Test Engineering

E2E Tests for Fullscreen, Rotation, Zoom, and Screen Panning

Test video fit, fullscreen permission, orientation, pinch zoom, bounded pan, controls, and post-refresh terminal state for remote screen viewing.

A capability stays maintainable only when the team can explain every state, retry, and piece of residual data—not merely show one successful run. Viewing is more than video playback. Gestures map CSS pixels through transforms to source dimensions, while fullscreen and orientation APIs depend on user activation and platform support.

Testing combines state models, fault injection, and real browser pairs. Deterministic cases protect known contracts, randomized timing finds races, and every failing seed plus endpoint trace becomes a permanent regression.

Questions the design must answer

This capability crosses clients, networks, and servers, so a local optimization can create a system failure. Decisions must constrain both endpoints, persisted truth, and operating budgets together.

  • Expose viewer state and transforms, drive real pointer/touch sequences, and explain fallback when orientation lock is unsupported instead of leaving a dead button.
  • Bound every input by size, count, and time, returning a stable actionable error code when a budget is exceeded.
  • Ship conservative defaults, server-side ceilings, and a rollout switch instead of trusting browser-provided numbers as resource budgets.

The delivery standard for E2E Tests for Fullscreen, Rotation, Zoom, and Screen Panning is a usable normal path, convergent failures, bounded resources, and a state users can understand. The result is a production capability that can be explained, degraded safely, and rolled back—not a demo that works once.

Edge cases are part of the feature

Prioritize faults that silently preserve false facts: the interface looks recovered while a queue, permission, or counter has diverged. The defect often appears only on the next action.

  • Screenshot-only tests miss focus and pan bounds, while a viewer refresh without viewer-left leaves the sharer encoding under a false active state.
  • A stale response arriving after a new task can overwrite healthy state or restart cancelled work without version fencing.
  • User or task IDs in metric labels create high-cardinality cost and leak unnecessary identity into diagnostics.

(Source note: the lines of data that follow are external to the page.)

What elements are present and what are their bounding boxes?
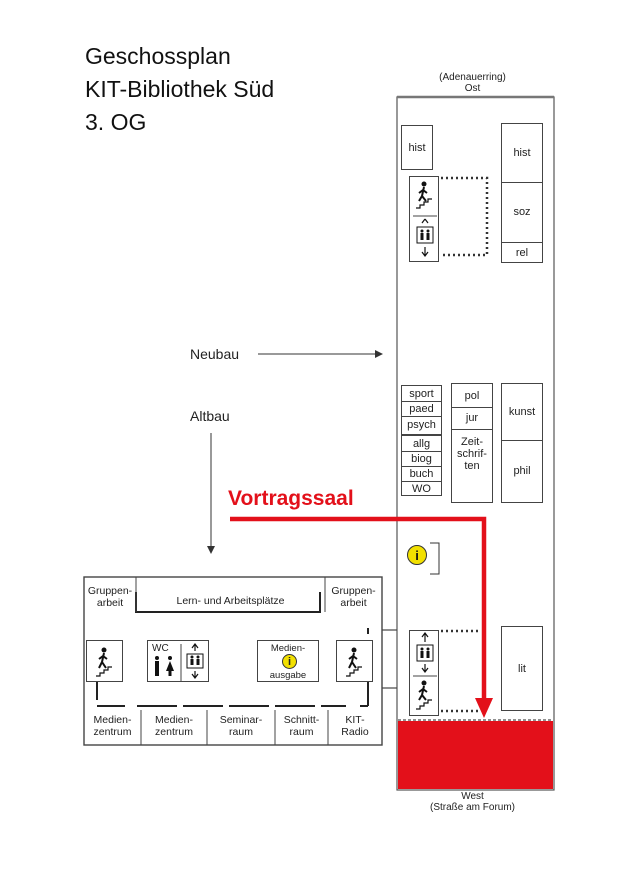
room-pol: pol	[452, 384, 492, 408]
stairs-icon	[346, 647, 362, 677]
room-block-hist-soz-rel: hist soz rel	[501, 123, 543, 263]
room-kit-radio: KIT- Radio	[341, 714, 369, 738]
stairs-altbau-right	[336, 640, 373, 682]
shelf-column-left: sport paed psych allg biog buch WO	[401, 385, 442, 496]
stairs-icon	[413, 181, 437, 257]
shelf-column-middle: pol jur Zeit- schrif- ten	[451, 383, 493, 503]
room-gruppenarbeit-right: Gruppen- arbeit	[331, 585, 376, 609]
room-medienausgabe: Medien- i ausgabe	[257, 640, 319, 682]
svg-text:i: i	[415, 548, 419, 563]
medienausgabe-label-top: Medien-	[270, 643, 306, 654]
info-icon: i	[282, 654, 297, 669]
room-paed: paed	[402, 401, 441, 417]
room-jur: jur	[452, 407, 492, 430]
room-biog: biog	[402, 451, 441, 467]
west-street-label: (Straße am Forum)	[429, 802, 515, 813]
altbau-label: Altbau	[190, 408, 230, 424]
room-wo: WO	[412, 482, 431, 495]
room-lit: lit	[501, 626, 543, 711]
stairs-icon	[96, 647, 112, 677]
library-name: KIT-Bibliothek Süd	[85, 76, 275, 102]
shelf-column-right: kunst phil	[501, 383, 543, 503]
room-lern-arbeitsplaetze: Lern- und Arbeitsplätze	[176, 595, 285, 607]
elevator-icon	[413, 632, 437, 710]
altbau-outline	[83, 576, 383, 746]
west-label: West	[461, 791, 484, 802]
vortragssaal-label: Vortragssaal	[228, 487, 354, 510]
room-psych: psych	[402, 416, 441, 436]
room-sport: sport	[402, 386, 441, 402]
room-medienzentrum-2: Medien- zentrum	[155, 714, 193, 738]
wc-icon	[155, 643, 204, 681]
east-street-label: (Adenauerring)	[439, 72, 506, 83]
stairs-elevator-top	[409, 176, 439, 262]
room-medienzentrum-1: Medien- zentrum	[93, 714, 132, 738]
room-hist-right: hist	[502, 124, 542, 183]
room-rel: rel	[515, 246, 529, 259]
plan-title: Geschossplan	[85, 43, 231, 69]
medienausgabe-label-bottom: ausgabe	[269, 670, 307, 681]
stairs-altbau-left	[86, 640, 123, 682]
floor-label: 3. OG	[85, 109, 147, 135]
stairs-elevator-bottom	[409, 630, 439, 716]
room-zeitschriften: Zeit- schrif- ten	[457, 436, 487, 472]
wc-elevator-block: WC	[147, 640, 209, 682]
room-allg: allg	[402, 436, 441, 452]
room-gruppenarbeit-left: Gruppen- arbeit	[87, 585, 133, 609]
room-seminarraum: Seminar- raum	[219, 714, 263, 738]
room-phil: phil	[513, 465, 531, 477]
east-label: Ost	[464, 83, 481, 94]
wc-label: WC	[152, 643, 169, 654]
room-hist-left: hist	[401, 125, 433, 170]
room-kunst: kunst	[502, 384, 542, 441]
room-buch: buch	[402, 466, 441, 482]
room-schnittraum: Schnitt- raum	[283, 714, 320, 738]
neubau-label: Neubau	[190, 346, 240, 362]
room-soz: soz	[502, 182, 542, 243]
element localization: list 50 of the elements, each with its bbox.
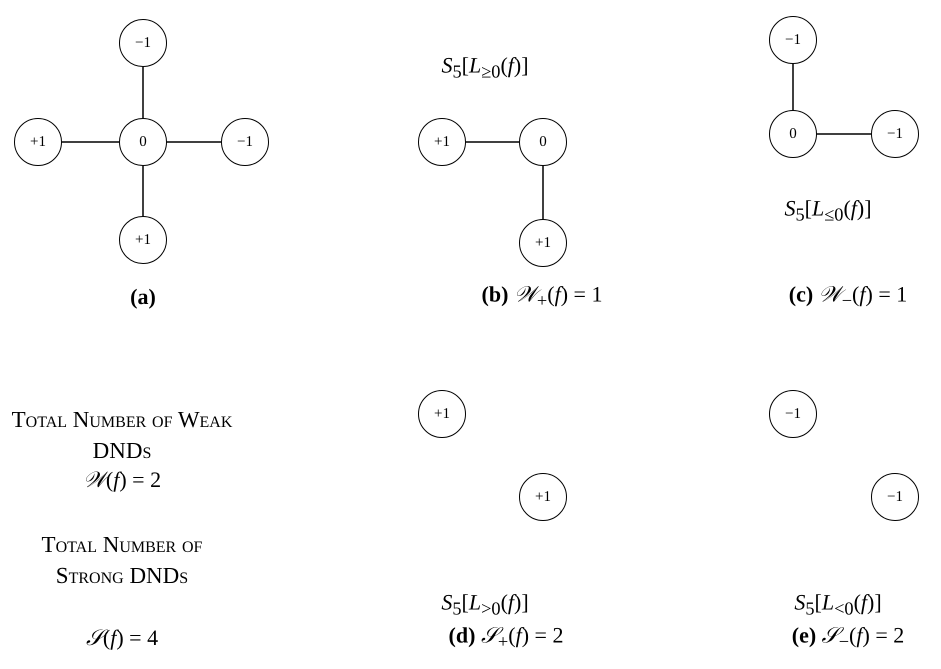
heading-text: Total Number of Weak DNDs	[10, 406, 234, 465]
vertex-value: +1	[535, 490, 551, 504]
vertex-circle	[418, 118, 466, 166]
connector-line	[792, 64, 794, 110]
heading-text: Total Number of Strong DNDs	[40, 530, 204, 590]
vertex-value: −1	[785, 32, 801, 48]
connector-line	[62, 141, 119, 143]
connector-line	[466, 141, 519, 143]
math-label: (c) 𝒲$_{−}$(f) = 1	[788, 281, 908, 313]
vertex-circle	[519, 473, 567, 521]
vertex-circle	[519, 219, 567, 267]
vertex-value: +1	[30, 134, 46, 150]
vertex-circle	[221, 118, 269, 166]
vertex-circle	[871, 473, 919, 521]
vertex-value: −1	[887, 490, 903, 504]
vertex-value: +1	[434, 406, 450, 422]
math-label: (d) 𝒮$_{+}$(f) = 2	[448, 622, 564, 654]
connector-line	[817, 133, 871, 135]
vertex-value: 0	[139, 134, 147, 150]
vertex-circle	[119, 216, 167, 264]
math-label: S$_{5}$[L$_{≤0}$(f)]	[784, 195, 872, 227]
vertex-value: −1	[785, 406, 801, 422]
vertex-circle	[769, 390, 817, 438]
vertex-value: −1	[887, 126, 903, 142]
vertex-circle	[418, 390, 466, 438]
connector-line	[142, 166, 144, 216]
math-label: (e) 𝒮$_{−}$(f) = 2	[792, 622, 904, 654]
vertex-value: +1	[135, 232, 151, 248]
math-label: S$_{5}$[L$_{≥0}$(f)]	[441, 52, 529, 84]
vertex-value: 0	[539, 134, 547, 150]
vertex-circle	[119, 19, 167, 67]
vertex-circle	[119, 118, 167, 166]
vertex-value: −1	[237, 134, 253, 150]
vertex-value: +1	[535, 236, 551, 250]
vertex-value: 0	[789, 126, 797, 142]
connector-line	[542, 166, 544, 219]
math-label: S$_{5}$[L$_{>0}$(f)]	[441, 589, 529, 621]
vertex-value: +1	[434, 134, 450, 150]
math-label: (b) 𝒲$_{+}$(f) = 1	[482, 281, 602, 313]
vertex-value: −1	[135, 36, 151, 50]
math-label: (a)	[130, 284, 156, 310]
vertex-circle	[519, 118, 567, 166]
connector-line	[167, 141, 221, 143]
math-label: 𝒲(f) = 2	[82, 466, 162, 494]
vertex-circle	[14, 118, 62, 166]
connector-line	[142, 67, 144, 118]
vertex-circle	[871, 110, 919, 158]
vertex-circle	[769, 110, 817, 158]
vertex-circle	[769, 16, 817, 64]
math-label: S$_{5}$[L$_{<0}$(f)]	[794, 589, 882, 621]
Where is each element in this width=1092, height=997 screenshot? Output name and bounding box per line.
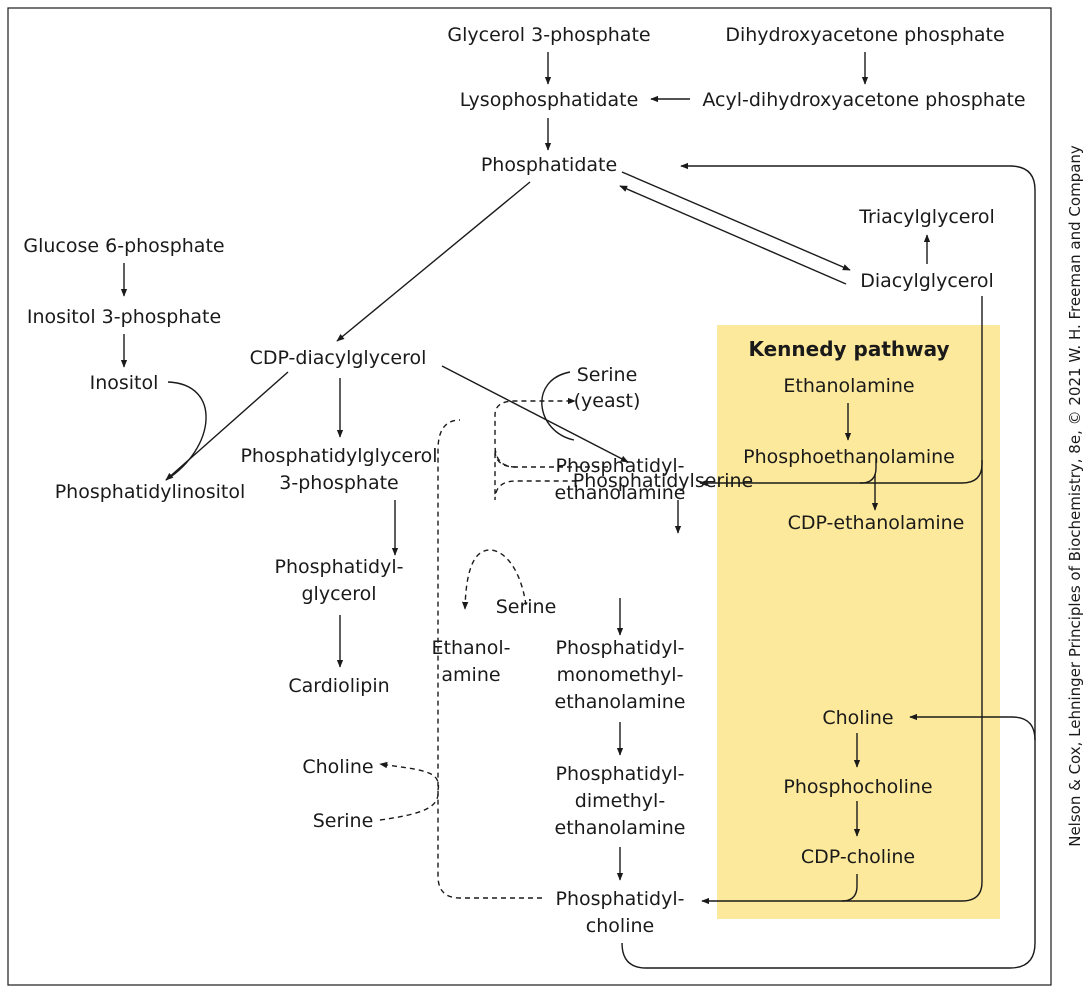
curve-serine-yeast — [541, 371, 575, 441]
label-phosphatidylinositol: Phosphatidylinositol — [55, 481, 246, 503]
label-cdp-diacylglycerol: CDP-diacylglycerol — [250, 347, 427, 369]
label-pe-2: ethanolamine — [555, 482, 686, 504]
credit-line: Nelson & Cox, Lehninger Principles of Bi… — [1066, 145, 1084, 847]
label-k-cdp-ethanolamine: CDP-ethanolamine — [788, 512, 965, 534]
label-pc-1: Phosphatidyl- — [556, 888, 685, 910]
label-inositol-3-phosphate: Inositol 3-phosphate — [27, 306, 221, 328]
label-k-phosphocholine: Phosphocholine — [783, 776, 932, 798]
arrow-pa-cdpdag — [336, 181, 531, 342]
label-pme-2: monomethyl- — [557, 664, 684, 686]
dashed-pc-side — [437, 419, 542, 899]
label-k-cdp-choline: CDP-choline — [801, 846, 915, 868]
label-inositol: Inositol — [90, 372, 159, 394]
label-phosphatidylglycerol-3-phosphate-2: 3-phosphate — [279, 472, 398, 494]
label-ethanolamine-2: amine — [441, 664, 500, 686]
label-lysophosphatidate: Lysophosphatidate — [460, 89, 639, 111]
kennedy-pathway-title: Kennedy pathway — [748, 337, 949, 361]
dashed-serine-ethanolamine — [461, 549, 527, 610]
curve-inositol-pi — [165, 381, 207, 481]
kennedy-pathway-box — [717, 325, 1000, 919]
label-pg-2: glycerol — [301, 583, 376, 605]
arrow-recycle-choline — [909, 713, 1036, 741]
line-dag-to-pc — [842, 460, 983, 902]
label-serine-yeast-note: (yeast) — [574, 390, 641, 412]
dashed-serine-in — [379, 789, 439, 821]
label-phosphatidylglycerol-3-phosphate: Phosphatidylglycerol — [240, 445, 437, 467]
labels: Glycerol 3-phosphate Dihydroxyacetone ph… — [23, 24, 1025, 937]
label-triacylglycerol: Triacylglycerol — [858, 206, 995, 228]
dashed-serine-choline — [379, 761, 440, 791]
dashed-pe-ps-loop — [494, 449, 608, 501]
label-phosphatidate: Phosphatidate — [481, 154, 617, 176]
label-choline-left: Choline — [302, 756, 373, 778]
label-serine-pe: Serine — [496, 596, 557, 618]
dashed-pe-to-ps — [494, 397, 576, 468]
label-pc-2: choline — [586, 915, 654, 937]
label-pg-1: Phosphatidyl- — [275, 556, 404, 578]
label-glycerol-3-phosphate: Glycerol 3-phosphate — [447, 24, 650, 46]
arrow-dag-pa — [619, 185, 847, 285]
label-diacylglycerol: Diacylglycerol — [860, 270, 994, 292]
label-serine-left: Serine — [313, 810, 374, 832]
label-pde-3: ethanolamine — [555, 817, 686, 839]
arrow-cdpdag-ps — [441, 365, 629, 463]
label-serine-yeast: Serine — [577, 364, 638, 386]
diagram-frame — [7, 7, 1052, 986]
label-pme-3: ethanolamine — [555, 691, 686, 713]
label-cardiolipin: Cardiolipin — [288, 675, 389, 697]
label-glucose-6-phosphate: Glucose 6-phosphate — [23, 235, 224, 257]
label-k-phosphoethanolamine: Phosphoethanolamine — [743, 446, 955, 468]
arrows — [120, 52, 1036, 969]
label-k-ethanolamine: Ethanolamine — [783, 375, 914, 397]
label-pde-1: Phosphatidyl- — [556, 763, 685, 785]
label-acyl-dhap: Acyl-dihydroxyacetone phosphate — [702, 89, 1025, 111]
arrow-pc-recycle-pa — [621, 162, 1036, 969]
label-phosphatidylserine: Phosphatidylserine — [573, 470, 754, 492]
label-dihydroxyacetone-phosphate: Dihydroxyacetone phosphate — [725, 24, 1004, 46]
label-pme-1: Phosphatidyl- — [556, 637, 685, 659]
label-k-choline: Choline — [822, 707, 893, 729]
arrow-pa-dag — [621, 171, 851, 271]
label-pe-1: Phosphatidyl- — [556, 455, 685, 477]
label-ethanolamine-1: Ethanol- — [432, 637, 511, 659]
label-pde-2: dimethyl- — [575, 790, 665, 812]
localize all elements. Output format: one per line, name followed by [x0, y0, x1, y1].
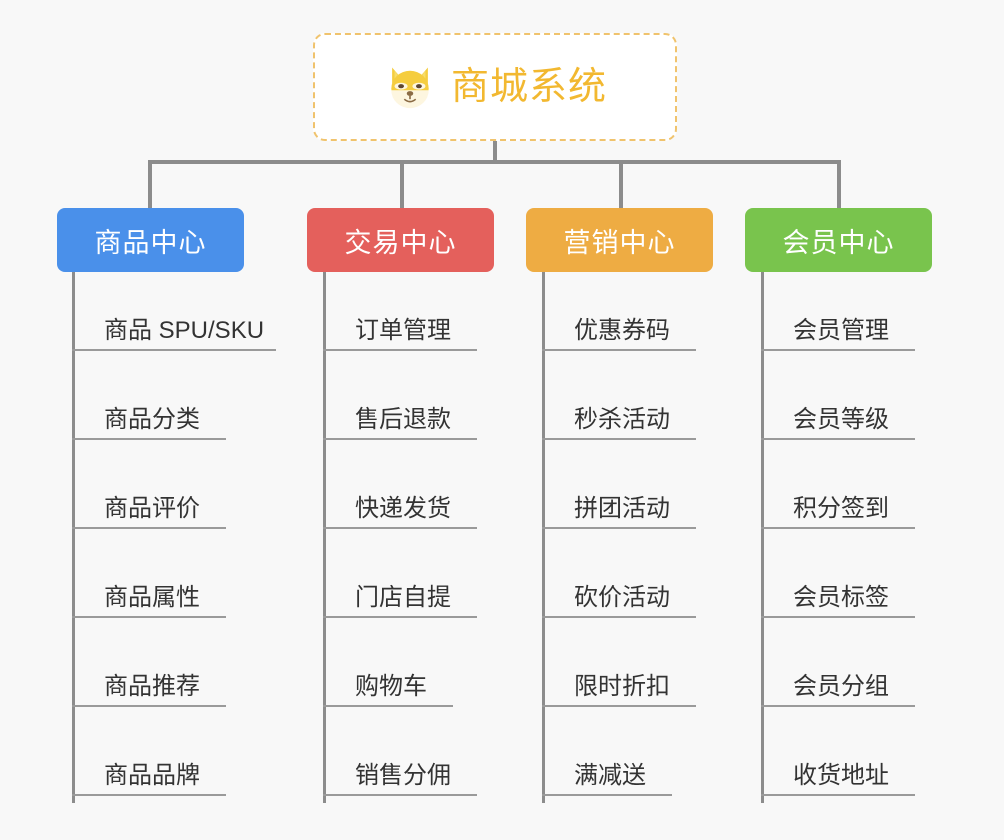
leaf-rule: [323, 794, 477, 796]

Prove that it works with evidence

Write the expected state trace before injecting faults. At every phase, reconcile user-visible outcome, both protocol endpoints, persistent records, and resource counts to prove the loop.

  1. On desktop, touch, and mobile viewports, enter and exit fullscreen, rotate 90 degrees, zoom 1–4x, pan all edges, and refresh B while asserting both peers.
  2. Race refresh, cancel, timeout, and remote completion in one scheduling window; assert one terminal state and one side effect.
  3. Cover direct, relayed, weak-network, background-tab, and mobile paths; do not rely on averages or one successful screenshot.

The release standard is practical: the normal path is fast, abnormal paths converge, recovery never overrides an explicit user decision, and operators can diagnose faults from limited, privacy-safe evidence.